Likewise also that women should adorn themselves in respectable apparel, with modesty and self-control, not with braided hair and gold or pearls or costly attire, but with what is proper for women who profess godliness-with good works. – 1 Timothy 2:9-10

To many young women, the love of dress is a great snare; it leads them into a series of mistakes from beginning to end.

1) In the first place, they mistake by thinking that fine clothes sets off their appearance to advantage; whereas all people of taste acknowledge that real beauty does not need the aid of fine clothing, and that ugliness is only displayed and rendered more conspicuous by it.

2)Next, they imagine that fine clothes give them the appearance of belonging to a higher class of society, and prove their introduction to it. No such thing. The virtuous woman is revealed in her education, speech, and manners, which are not so easily imitated; and is more frequently distinguished by plainness of dress than by expensive clothing—which generally bears the stamp of vulgarity.

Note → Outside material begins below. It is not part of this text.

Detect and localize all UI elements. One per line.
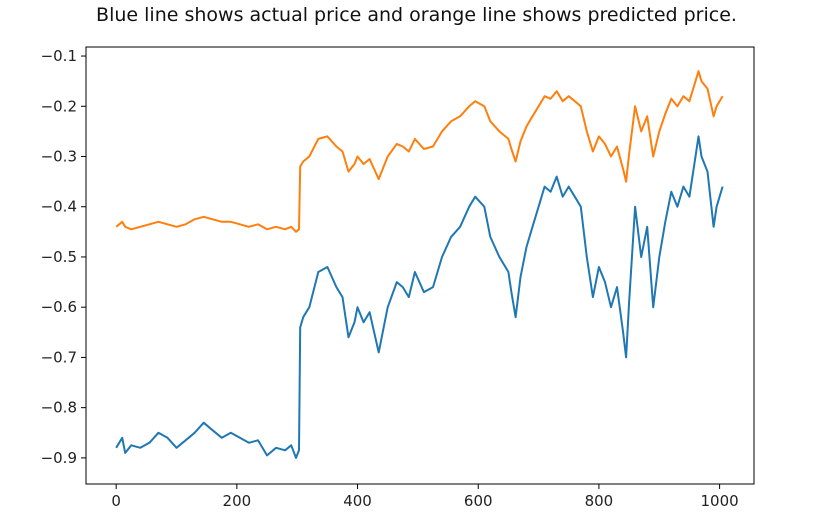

3)Another mistake is, they imagine that fine clothes will recommend them to the notice of young men, and lead to an advantageous marriage. This is a very unlikely thing! There are many young men who will admire such a girl as they would a peacock, and play with her as with a doll; but no sensible, godly young man would ever think of making her his wife! “No, no,” says he; “give me a wife who does not carry her chief beauty outside, and all her wealth on her back! I must see the ornament of a meek and quiet spirit, which is of great price; and the treasures of understanding and discretion, and the fear of God, which are more precious than rubies, and more rare than diamonds!”

4)Another mistake of dressy girls is, that they imagine that foolish fellows, who flatter them about their beauty and fine appearance are really sincere, and mean what they say; while the truth is, that they in heart despise and ridicule them; or, if they feel any of the fondness they profess, it is but a base, selfish passion, to which they will not hesitate to sacrifice their pretty, garnished victim.

Alas! by these mistakes thousands are every year brought to ruin and disgrace! She who thoughtlessly begins with the first and simplest of these mistakes, is in danger of proceeding to the last and grossest mistakes!